The following dialogue actually happened several years ago. There was actually more to the conversation but it’s not easy recalling a phone conversation from almost 3 years ago verbatim; however, you should get the general idea of what happened.
User: I have to install SQL Server as an operating system, right?
Me: Umm… no, SQL Server is not an operating system. Just because it has “Server” in its name does not automatically make it an operating system. It’s a relational database management system. You install it on a server that already has an operating system on it, such as Windows Server.
Thought to self: Maybe, just maybe, it would actually help if you took a few minutes to oh, I don’t know, read up on what it is you’re trying to install?

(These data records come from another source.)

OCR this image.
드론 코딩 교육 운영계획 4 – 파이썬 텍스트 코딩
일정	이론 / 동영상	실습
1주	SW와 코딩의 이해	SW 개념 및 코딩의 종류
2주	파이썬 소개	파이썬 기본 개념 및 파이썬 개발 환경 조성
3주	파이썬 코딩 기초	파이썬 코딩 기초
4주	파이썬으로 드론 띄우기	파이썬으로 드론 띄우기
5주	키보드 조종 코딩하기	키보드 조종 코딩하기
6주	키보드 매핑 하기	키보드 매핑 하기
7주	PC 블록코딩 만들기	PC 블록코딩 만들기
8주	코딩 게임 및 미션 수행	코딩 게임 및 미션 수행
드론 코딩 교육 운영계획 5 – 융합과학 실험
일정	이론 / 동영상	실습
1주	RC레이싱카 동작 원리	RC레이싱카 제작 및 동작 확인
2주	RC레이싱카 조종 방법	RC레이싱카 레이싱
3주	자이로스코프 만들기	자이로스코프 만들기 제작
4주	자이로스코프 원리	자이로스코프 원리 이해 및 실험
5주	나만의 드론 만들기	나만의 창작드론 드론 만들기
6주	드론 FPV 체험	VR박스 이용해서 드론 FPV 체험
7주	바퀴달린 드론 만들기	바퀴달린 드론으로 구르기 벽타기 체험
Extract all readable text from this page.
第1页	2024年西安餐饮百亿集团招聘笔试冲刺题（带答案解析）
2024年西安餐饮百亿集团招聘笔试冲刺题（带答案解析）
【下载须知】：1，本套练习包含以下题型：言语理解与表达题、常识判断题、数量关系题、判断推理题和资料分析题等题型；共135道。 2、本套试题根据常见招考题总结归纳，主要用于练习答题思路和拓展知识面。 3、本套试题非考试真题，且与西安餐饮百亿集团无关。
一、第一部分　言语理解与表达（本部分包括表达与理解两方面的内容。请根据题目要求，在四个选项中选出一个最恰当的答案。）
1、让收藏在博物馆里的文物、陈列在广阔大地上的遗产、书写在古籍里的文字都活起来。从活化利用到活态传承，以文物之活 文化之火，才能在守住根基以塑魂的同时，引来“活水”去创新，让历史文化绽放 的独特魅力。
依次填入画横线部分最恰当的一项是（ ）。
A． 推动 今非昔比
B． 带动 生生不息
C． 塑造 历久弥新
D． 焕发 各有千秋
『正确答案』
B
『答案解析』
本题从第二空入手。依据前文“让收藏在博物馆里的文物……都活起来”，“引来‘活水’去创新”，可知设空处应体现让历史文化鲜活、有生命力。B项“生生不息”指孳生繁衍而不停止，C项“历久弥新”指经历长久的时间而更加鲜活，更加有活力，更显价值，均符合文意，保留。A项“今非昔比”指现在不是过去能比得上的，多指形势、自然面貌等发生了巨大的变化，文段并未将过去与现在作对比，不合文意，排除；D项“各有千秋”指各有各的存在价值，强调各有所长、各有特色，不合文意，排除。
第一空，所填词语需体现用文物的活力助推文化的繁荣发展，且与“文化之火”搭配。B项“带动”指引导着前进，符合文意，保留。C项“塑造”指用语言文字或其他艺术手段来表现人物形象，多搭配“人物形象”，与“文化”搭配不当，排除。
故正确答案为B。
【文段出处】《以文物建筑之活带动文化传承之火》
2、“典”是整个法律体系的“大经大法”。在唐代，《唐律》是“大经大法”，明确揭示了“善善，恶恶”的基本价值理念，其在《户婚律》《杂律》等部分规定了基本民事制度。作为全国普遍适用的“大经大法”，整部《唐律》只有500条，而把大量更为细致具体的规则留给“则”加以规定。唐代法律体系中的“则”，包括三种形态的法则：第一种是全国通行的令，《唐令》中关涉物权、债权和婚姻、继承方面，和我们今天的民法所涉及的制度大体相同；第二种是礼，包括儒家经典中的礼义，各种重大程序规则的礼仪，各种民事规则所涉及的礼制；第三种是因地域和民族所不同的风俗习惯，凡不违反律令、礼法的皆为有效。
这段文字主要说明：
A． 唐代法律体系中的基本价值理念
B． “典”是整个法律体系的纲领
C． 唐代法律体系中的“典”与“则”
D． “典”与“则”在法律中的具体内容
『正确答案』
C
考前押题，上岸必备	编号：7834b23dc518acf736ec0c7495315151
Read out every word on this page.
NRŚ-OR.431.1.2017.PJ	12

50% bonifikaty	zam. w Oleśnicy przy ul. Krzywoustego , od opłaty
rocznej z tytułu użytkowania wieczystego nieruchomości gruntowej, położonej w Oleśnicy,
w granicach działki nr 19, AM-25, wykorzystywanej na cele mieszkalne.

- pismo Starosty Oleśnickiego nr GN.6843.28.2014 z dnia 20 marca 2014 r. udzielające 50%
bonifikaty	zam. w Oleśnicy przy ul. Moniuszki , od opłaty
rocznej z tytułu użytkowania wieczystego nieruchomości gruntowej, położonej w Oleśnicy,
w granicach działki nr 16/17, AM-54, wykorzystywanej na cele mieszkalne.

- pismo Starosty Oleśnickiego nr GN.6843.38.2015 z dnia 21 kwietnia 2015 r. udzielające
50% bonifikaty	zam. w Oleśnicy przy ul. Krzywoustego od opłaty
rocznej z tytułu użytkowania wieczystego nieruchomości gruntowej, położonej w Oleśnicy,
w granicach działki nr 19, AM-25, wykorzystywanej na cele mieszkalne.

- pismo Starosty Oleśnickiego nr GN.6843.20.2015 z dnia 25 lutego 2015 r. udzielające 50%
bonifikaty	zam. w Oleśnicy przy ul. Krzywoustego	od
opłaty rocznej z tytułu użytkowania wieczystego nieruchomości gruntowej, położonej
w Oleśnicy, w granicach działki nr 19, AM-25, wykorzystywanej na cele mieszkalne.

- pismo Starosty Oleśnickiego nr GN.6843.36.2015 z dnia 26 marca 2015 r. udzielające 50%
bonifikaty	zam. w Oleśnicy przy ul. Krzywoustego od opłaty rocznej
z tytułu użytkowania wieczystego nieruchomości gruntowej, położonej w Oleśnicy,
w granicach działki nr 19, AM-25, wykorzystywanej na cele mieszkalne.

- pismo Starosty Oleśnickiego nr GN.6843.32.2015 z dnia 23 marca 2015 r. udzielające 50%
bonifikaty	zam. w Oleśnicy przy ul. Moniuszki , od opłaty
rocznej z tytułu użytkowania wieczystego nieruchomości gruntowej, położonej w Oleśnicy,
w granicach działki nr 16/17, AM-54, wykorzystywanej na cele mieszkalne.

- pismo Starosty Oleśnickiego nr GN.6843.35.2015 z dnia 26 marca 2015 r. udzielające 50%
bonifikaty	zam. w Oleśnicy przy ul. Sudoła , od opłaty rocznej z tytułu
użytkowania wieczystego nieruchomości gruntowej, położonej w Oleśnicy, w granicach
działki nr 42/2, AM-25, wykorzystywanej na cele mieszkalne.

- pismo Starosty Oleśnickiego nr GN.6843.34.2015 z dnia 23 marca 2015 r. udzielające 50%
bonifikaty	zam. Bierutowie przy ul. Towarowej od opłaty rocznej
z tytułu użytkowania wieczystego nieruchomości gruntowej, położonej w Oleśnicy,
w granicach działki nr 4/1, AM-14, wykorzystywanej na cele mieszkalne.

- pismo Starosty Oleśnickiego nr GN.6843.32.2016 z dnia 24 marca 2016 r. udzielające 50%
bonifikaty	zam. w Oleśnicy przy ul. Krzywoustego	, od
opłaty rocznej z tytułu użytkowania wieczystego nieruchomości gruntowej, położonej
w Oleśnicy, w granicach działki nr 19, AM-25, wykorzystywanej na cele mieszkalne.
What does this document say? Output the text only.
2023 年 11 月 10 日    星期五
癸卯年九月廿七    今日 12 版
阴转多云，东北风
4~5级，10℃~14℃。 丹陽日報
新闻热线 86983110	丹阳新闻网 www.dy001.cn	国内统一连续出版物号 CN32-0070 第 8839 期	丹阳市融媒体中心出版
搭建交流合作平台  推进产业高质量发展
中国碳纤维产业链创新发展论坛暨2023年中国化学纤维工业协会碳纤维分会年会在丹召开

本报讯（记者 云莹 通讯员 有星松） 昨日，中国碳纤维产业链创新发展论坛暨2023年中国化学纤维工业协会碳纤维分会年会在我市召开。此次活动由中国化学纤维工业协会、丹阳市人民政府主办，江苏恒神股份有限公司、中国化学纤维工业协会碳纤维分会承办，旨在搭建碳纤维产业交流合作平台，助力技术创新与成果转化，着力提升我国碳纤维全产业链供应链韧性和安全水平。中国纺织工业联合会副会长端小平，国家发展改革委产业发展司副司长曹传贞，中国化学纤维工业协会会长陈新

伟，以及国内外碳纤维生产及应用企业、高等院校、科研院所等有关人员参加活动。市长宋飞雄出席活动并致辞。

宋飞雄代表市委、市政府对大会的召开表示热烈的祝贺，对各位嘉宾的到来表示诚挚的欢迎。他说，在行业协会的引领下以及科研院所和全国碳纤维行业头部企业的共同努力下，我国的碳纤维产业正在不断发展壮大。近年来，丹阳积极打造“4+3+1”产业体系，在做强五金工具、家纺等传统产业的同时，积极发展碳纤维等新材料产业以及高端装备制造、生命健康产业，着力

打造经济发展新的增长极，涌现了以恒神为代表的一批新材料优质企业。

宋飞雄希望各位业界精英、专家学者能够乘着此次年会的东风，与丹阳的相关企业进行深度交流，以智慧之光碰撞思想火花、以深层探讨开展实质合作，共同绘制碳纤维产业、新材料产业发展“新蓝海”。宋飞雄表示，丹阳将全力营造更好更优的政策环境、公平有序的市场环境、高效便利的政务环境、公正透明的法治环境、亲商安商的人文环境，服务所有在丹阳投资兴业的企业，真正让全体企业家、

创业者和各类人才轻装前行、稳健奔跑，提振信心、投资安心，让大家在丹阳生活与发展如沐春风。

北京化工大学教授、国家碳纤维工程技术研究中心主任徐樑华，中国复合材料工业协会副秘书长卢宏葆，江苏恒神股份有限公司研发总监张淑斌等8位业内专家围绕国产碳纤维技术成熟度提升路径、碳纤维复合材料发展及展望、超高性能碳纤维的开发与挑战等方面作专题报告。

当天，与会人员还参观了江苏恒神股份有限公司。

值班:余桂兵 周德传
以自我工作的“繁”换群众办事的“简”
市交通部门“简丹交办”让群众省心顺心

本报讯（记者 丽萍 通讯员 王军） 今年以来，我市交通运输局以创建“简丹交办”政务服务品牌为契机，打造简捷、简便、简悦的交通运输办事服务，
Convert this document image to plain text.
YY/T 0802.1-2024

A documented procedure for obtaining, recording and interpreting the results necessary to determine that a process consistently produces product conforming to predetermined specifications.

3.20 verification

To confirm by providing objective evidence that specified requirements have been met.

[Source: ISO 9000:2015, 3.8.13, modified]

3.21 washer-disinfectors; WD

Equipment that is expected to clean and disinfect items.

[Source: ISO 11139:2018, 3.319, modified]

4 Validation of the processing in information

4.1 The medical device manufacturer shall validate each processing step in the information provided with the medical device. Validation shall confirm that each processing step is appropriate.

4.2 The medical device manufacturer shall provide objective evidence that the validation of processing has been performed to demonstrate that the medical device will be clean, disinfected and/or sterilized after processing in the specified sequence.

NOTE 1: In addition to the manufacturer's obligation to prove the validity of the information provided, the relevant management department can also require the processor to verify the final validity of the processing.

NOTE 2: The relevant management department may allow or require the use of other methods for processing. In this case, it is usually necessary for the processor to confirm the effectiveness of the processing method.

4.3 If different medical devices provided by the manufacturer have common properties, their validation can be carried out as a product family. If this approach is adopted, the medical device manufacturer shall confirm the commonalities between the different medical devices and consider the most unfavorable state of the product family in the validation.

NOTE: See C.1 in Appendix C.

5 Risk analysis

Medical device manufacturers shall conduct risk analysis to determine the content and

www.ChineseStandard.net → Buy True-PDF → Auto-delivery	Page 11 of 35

don’t ask… don’t ask… don’t ask…
Me: What is it you’re trying to do?
User: I’m going to turn one of my desktop computers into a database server for our department to use.
*sigh* Why me? Wait. Maybe it’s not all that bad.
Me: As a play area or for development?
User: No. It’ll be for some production databases.
Me: Can you please hold for a minute?
A few deep calming breaths later after beating my head on my desk several times…
Me: Yeah, you really shouldn’t try to turn your desktop into a database server for your department to connect to for production stuff. A desktop just isn’t built or configured the same as a production database server. Plus you’ll need not only database backups but you’ll also need to have them backed up to a separate location such as the SAN or possibly to tape. If something goes wrong and you lose your databases, we may not be able to help you. Let’s discuss this with my manager to see how we can help you.
The Conclusion: All in all, it ended up working out. We put the databases on an actual production database server that we managed. I wish I could recall which edition of SQL Server he had or if he even purchased a license. What’s important is that the user learned something valuable that day and I’m actually glad he called before doing anything. That way we avoided what could have turned into a disaster if he took it upon himself to do all this without any involvement from I.T.
The Moral of the Story: If someone asks you a dumb question, there’s a chance it may be a good thing he/she asked. Otherwise, disaster could strike and you may end up having to deal with the aftermath anyway.